Stave Falls
Area description
The district is on the western side of the Stave River is known as ‘Stave Falls’, taking its name from the tremendous waterfalls at the lower end of Stave Lake. Originally the whole district was called ‘Stave River’; then, in in the late 1890s the western side was ‘Ruskin’; and it only became ‘Stave Falls’ in 1914 when it obtained its own post office. The Sxa’yaks were the first people known to have lived here, and early maps show the name of the river as the Hyax River, evidently the same Indigenous name as the band. The Kwantlens later followed them. However, the Fort Langley traders took to calling it the Stave River, as its forests produced the wood for their barrel staves.

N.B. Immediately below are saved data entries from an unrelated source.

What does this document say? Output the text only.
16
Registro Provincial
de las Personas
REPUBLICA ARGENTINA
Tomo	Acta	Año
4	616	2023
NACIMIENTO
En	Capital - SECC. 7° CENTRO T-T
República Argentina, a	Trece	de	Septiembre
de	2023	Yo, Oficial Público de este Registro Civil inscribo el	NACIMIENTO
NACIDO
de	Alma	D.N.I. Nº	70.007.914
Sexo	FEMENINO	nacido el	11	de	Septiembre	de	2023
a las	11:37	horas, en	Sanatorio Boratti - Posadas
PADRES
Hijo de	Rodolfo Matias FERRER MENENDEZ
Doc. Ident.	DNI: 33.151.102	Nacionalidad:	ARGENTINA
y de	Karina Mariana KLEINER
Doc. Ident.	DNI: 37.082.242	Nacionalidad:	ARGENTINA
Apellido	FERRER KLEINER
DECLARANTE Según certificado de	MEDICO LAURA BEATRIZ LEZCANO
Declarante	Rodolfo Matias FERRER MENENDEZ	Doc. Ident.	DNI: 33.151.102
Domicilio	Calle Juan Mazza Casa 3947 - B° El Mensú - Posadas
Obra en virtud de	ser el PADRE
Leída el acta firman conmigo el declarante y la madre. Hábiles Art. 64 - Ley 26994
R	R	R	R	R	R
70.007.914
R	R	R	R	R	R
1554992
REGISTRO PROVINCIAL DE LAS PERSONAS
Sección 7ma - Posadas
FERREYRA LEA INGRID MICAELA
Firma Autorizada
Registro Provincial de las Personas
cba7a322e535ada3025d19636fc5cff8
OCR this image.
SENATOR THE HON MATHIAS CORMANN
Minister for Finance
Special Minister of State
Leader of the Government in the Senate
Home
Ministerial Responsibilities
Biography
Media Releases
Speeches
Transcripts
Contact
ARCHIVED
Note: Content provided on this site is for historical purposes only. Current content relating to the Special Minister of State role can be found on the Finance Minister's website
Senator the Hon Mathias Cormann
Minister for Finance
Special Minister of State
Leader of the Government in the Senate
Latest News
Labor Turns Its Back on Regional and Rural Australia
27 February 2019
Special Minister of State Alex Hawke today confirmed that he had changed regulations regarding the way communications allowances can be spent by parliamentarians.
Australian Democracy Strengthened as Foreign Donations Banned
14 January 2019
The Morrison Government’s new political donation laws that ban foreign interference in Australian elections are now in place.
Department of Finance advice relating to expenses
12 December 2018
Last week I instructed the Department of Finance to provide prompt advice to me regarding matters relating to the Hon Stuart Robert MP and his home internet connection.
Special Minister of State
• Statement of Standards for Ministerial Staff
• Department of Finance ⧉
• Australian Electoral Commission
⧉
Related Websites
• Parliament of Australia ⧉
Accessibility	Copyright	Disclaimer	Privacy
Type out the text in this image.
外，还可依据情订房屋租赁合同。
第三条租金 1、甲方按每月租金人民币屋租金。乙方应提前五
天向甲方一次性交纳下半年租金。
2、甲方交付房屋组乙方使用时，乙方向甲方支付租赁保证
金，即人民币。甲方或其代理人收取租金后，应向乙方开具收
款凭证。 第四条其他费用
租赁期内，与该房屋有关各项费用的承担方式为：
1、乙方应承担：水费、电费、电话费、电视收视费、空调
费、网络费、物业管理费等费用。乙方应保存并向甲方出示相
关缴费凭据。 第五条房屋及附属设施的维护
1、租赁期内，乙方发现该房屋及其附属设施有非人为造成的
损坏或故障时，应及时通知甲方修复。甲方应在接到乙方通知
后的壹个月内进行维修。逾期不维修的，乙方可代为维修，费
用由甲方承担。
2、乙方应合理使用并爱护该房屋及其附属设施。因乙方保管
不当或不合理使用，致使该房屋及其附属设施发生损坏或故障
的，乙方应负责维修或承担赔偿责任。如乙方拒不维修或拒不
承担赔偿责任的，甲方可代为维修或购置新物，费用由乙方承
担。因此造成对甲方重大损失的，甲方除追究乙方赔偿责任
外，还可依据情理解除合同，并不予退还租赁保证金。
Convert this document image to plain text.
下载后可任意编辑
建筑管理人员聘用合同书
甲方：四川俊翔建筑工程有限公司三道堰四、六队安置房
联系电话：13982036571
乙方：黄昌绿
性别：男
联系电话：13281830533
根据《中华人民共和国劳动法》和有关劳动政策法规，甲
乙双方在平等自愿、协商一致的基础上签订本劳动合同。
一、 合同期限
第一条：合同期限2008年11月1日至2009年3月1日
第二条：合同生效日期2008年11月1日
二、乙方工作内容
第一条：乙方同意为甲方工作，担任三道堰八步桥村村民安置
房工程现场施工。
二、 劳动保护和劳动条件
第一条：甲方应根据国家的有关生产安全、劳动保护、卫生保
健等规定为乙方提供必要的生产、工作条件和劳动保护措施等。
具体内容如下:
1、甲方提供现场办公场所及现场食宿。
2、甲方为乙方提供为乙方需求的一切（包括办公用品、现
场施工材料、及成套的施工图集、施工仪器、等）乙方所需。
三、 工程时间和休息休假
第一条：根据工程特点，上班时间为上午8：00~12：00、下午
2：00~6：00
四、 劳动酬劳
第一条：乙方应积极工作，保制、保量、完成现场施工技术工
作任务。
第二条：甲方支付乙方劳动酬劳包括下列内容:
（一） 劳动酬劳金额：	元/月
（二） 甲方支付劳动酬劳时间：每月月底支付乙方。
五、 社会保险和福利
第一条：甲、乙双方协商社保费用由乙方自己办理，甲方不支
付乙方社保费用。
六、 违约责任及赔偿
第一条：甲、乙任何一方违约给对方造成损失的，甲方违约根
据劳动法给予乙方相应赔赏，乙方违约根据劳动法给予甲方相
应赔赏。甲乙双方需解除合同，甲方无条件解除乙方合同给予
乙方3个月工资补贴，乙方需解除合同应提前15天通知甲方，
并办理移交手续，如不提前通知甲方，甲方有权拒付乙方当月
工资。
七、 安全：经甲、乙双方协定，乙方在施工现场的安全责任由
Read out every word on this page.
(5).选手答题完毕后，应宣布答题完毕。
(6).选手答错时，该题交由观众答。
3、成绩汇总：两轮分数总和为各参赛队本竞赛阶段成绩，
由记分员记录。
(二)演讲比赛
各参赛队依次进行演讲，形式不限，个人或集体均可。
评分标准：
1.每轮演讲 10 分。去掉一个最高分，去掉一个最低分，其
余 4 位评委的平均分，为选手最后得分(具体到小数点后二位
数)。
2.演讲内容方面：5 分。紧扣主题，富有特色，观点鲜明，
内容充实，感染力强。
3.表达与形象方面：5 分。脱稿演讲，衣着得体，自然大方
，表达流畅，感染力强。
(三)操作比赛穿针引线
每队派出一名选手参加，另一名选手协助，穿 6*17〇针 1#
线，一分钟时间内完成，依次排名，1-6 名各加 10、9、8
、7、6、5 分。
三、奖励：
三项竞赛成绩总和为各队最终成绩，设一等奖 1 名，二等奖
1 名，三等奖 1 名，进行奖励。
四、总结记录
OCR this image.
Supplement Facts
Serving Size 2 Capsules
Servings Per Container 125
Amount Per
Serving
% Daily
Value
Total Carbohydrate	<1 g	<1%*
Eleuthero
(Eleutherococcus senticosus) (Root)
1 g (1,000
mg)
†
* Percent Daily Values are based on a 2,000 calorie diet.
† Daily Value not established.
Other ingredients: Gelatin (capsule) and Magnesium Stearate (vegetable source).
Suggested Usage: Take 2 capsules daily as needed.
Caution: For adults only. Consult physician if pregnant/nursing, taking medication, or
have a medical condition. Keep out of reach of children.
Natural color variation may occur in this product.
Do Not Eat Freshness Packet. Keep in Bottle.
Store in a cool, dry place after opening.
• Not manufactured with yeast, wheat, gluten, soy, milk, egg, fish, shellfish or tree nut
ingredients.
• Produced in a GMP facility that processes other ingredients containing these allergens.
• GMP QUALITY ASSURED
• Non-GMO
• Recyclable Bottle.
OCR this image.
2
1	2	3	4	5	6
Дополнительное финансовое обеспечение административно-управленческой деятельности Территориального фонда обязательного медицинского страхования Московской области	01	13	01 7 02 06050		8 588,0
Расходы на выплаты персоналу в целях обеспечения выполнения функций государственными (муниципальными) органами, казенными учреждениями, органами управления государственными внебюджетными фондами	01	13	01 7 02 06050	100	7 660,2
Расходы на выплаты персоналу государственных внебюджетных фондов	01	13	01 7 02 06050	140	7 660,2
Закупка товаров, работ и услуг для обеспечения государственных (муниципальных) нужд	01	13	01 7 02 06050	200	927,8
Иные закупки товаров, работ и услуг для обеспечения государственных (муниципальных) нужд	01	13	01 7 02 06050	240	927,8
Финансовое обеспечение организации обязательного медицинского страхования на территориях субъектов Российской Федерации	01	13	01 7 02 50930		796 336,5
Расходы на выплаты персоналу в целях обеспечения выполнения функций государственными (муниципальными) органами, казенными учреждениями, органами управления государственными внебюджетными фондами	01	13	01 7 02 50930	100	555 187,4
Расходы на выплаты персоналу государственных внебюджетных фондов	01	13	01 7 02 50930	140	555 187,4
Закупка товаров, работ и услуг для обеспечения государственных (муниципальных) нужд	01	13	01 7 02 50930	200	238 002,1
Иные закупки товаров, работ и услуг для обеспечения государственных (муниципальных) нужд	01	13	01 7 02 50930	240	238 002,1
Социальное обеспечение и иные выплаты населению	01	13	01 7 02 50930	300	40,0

With their three great cataracts, the falls were investigated as a source of electrical power as early as the 1890s, and soon after the turn of the century surveyors were at work. Years of site preparation followed, as a trail was hewed out of the forest, a sawmill built and log buildings erected. A logging railway started to convey materials to the dam site. Finally, in 1912 the dam site at Stave Falls was complete and producing power. In 1930 a second dam at Ruskin was also completed.
A large community of workers grew up around the area of the Falls with a strong social life and with every facility that a settlement might need, including a small hospital. West of the dam site the residential district was known as Stave Gardens and had its own community.
The historic powerhouse at Stave Falls is today a destination for hundreds of visitors, who come to marvel at this stupendous man-made creation and the human endeavour to control the forces of nature. It was designated a national historic site in 2003 and in 2009 was among the first properties to be listed in the District of Mission Community Heritage Register.